Vasilij Dimitriev Polenov, Christ and the Woman Taken in Adultery, 1888.

¿Cuáles libertades agonizan? Dicen, repitiendo como papagayo, que es luchar por defender la democracia del terruño. Magna obra eso de defender lo desconocido. No, imposible que sea esa ilusa quimera de ley y orden de la cual se habla en estas costas pero que nunca ha sido más que una fantasía en la lengua del tirano. Una quimera que arremete y condena la acción del que vive aplastado por el absolutismo de la fe mientras los mercaderes del odio declaman sobre el altar del absolutismo de ideas. Cambiamos profetas y cruzadas por la asfixia de los bancos y de los rituales vacíos. Nuestra agencia política ha sido reducida a un lastimero teatro de lo absurdo,  mientras apiñamos piedra sobre piedra. 

Lapidamos sin misericordia. Hablamos de la barbarie de ese “otro” barbudo, ululante, enturbantado, y cubierto de polvo, de aquel primitivo que vive agonizante en su arcaica tradición. Pero ciegos estamos ante el fetiche del odio disfrazado de palabra divina, de la explotación del esclavo asalariado, del estudiante endeudado a perpetuidad, de la intolerancia que reduce al homosexual a una amenaza sub-humana, del cruel deseo de controlar la sexualidad misma de la mujer usando de cobarde coartada palabras milenarias y deidades muertas.

pintura

Boticelli, The Punishment of Korah and the Stoning of Moses and Aaron, 1481-82.
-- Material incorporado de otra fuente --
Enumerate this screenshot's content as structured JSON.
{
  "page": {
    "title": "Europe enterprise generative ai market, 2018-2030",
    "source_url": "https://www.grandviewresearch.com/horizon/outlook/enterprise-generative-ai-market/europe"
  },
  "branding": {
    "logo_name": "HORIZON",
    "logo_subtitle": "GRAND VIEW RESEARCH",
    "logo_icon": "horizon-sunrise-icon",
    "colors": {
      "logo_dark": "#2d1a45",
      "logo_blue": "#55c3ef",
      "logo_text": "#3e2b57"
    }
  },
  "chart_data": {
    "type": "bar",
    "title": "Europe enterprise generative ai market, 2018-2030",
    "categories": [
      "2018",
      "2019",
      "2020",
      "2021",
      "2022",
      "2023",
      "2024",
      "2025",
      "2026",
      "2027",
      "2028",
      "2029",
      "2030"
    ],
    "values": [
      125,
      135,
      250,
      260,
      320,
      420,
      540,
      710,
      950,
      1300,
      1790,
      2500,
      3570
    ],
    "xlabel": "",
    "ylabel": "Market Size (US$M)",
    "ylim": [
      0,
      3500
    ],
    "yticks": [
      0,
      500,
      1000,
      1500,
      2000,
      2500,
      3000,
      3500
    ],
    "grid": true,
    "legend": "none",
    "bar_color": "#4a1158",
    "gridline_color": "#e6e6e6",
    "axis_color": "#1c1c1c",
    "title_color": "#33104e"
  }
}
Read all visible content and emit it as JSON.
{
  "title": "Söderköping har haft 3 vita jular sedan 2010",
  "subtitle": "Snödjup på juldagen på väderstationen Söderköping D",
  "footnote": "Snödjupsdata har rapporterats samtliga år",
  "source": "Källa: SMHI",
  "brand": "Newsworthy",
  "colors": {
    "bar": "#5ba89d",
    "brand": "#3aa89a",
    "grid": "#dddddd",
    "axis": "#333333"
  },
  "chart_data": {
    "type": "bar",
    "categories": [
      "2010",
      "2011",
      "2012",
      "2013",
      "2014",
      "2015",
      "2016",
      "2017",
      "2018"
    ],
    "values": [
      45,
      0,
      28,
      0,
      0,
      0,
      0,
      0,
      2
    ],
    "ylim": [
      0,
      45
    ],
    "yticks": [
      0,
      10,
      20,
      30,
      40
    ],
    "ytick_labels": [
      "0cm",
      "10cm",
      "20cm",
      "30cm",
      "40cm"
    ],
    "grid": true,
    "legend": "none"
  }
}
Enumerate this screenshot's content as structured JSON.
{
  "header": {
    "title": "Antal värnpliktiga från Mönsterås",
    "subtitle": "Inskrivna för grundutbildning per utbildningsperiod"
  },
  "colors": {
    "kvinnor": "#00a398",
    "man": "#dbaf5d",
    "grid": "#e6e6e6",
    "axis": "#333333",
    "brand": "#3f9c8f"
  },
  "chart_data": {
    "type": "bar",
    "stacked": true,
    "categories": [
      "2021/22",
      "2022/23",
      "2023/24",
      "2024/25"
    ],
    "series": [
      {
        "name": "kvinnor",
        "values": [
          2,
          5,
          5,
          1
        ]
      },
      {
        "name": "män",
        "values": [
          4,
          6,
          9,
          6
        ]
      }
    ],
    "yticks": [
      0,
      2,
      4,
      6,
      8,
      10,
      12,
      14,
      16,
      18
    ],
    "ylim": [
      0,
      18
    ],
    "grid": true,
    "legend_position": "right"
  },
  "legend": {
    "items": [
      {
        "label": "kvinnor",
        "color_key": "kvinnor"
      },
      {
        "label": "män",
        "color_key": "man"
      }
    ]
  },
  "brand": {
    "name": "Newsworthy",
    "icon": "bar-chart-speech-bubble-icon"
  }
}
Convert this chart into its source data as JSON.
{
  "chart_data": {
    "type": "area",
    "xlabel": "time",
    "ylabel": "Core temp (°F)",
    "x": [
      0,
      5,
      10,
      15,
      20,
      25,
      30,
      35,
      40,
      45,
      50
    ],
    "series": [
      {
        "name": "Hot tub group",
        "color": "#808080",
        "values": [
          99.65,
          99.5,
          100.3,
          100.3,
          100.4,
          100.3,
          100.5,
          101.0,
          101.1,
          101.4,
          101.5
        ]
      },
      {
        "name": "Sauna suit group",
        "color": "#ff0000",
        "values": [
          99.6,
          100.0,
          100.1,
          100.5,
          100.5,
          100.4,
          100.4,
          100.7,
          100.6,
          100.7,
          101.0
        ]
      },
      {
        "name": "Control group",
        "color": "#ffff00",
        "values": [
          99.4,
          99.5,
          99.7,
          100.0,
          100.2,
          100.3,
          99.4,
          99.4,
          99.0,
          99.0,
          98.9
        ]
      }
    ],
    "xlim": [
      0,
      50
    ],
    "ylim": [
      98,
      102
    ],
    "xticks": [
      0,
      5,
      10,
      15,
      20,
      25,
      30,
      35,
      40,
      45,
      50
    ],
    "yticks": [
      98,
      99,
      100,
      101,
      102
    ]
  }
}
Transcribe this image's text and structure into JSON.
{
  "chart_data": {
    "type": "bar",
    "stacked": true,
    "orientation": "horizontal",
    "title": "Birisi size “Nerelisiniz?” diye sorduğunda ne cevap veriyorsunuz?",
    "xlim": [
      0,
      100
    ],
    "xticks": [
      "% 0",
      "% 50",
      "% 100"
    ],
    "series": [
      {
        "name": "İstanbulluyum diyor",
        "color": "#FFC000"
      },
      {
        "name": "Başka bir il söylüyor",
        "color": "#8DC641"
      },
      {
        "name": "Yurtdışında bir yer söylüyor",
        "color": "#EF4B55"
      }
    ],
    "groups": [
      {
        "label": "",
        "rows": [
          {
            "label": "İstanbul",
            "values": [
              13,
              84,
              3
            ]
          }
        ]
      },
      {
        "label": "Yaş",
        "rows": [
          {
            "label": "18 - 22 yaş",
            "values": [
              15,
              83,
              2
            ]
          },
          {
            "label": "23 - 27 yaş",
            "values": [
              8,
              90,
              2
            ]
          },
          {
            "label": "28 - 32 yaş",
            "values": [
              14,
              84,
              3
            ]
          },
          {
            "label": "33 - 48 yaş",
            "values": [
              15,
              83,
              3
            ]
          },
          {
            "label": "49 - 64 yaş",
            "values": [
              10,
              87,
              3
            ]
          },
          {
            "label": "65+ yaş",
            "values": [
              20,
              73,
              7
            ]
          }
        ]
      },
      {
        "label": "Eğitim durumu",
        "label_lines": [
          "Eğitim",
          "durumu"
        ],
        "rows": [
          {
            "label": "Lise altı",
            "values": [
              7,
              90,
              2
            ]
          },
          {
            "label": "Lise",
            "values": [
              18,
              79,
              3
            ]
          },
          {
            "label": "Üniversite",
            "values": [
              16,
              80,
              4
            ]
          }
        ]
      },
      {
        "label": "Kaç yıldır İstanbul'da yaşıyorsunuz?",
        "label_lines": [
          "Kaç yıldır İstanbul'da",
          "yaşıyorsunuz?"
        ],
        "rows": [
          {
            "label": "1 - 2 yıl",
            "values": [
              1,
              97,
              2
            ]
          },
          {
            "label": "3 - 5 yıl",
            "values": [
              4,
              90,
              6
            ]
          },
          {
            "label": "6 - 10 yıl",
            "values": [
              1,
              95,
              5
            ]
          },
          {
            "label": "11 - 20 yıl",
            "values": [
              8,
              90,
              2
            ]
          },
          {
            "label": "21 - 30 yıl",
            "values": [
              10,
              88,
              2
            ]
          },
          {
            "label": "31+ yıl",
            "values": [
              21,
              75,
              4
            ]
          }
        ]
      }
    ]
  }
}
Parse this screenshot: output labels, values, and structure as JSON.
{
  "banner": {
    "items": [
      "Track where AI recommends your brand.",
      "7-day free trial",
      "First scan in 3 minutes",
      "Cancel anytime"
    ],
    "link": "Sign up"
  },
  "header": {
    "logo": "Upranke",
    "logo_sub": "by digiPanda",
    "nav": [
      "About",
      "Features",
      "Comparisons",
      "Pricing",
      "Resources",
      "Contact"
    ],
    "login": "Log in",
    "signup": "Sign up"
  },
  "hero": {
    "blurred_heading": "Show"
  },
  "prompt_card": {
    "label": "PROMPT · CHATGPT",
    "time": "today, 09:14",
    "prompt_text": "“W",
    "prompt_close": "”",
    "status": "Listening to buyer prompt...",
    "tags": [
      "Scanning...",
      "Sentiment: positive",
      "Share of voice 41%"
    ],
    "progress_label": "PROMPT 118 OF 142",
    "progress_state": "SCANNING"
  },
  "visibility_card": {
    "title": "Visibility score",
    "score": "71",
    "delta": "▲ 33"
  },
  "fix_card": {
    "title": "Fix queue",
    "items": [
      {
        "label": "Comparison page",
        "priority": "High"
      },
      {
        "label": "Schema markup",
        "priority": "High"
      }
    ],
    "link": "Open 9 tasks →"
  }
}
Y de esta forma lapidamos inmunes a la crítica, desde una posición de superioridad cuestionable fundamentada en la entrega a la servidumbre. Lapidamos desde los clichés expirados de barricadas en la calle, o de las efímeras y deshumanizantes torres de marfil. Lapidamos nuevas acciones, nuevas ideas y nuevas opciones por  el afán de rendirle culto a la lápida de ideales espectrales. Condenamos al otro por vivir en el más profundo oscurantismo mientras sonambulamos abrazados al falso confort de un vulgar conservadurismo. Añoramos como enamorados al totalitarismo, que promete la libertad absoluta de la rendición.

Lapidamos reforzados por nuestros miedos y odios, armados con piedras de vivos colores. Lapidamos con la convicción de la tribu y libres de todo escrúpulo traído por la razón. Lapidamos al joven rebelde y exiliamos a una generación de jóvenes profesionales para asegurarle el porvenir a algún parásito antediluviano revestido del color tribal. Lapidada queda la verdad ante la adorada mentira y las culpas huérfanas de pasadas administraciones. Después de todo, queremos futuro y no pasado, y nos regocijamos en nuestra amnesia histórica.

pintura

Nicolas Bertin, La Lapidation de Saint Etienne, circa s. XVIII.

Entramos ansiosos a nuestro propio otoño al son de la lápida, jugando un curioso juego de muerte. Una pedrada a la vez matamos la idea misma de la libertad y la reemplazamos por su doble fantasmal fundado en el miedo y la intolerancia. Corremos despavoridos, luego de años de estupor, a tomar esas piedras de colores vivos, espoloneados por el coro del caudillo y el cura, de partido y culto, y nos lanzamos  esas coloridas piedras con una amplia sonrisa y promesas vacías de cambio y progreso. Mientras tanto, nos ahogamos juntos en esos tsunamis de las lapidaciones de otoño.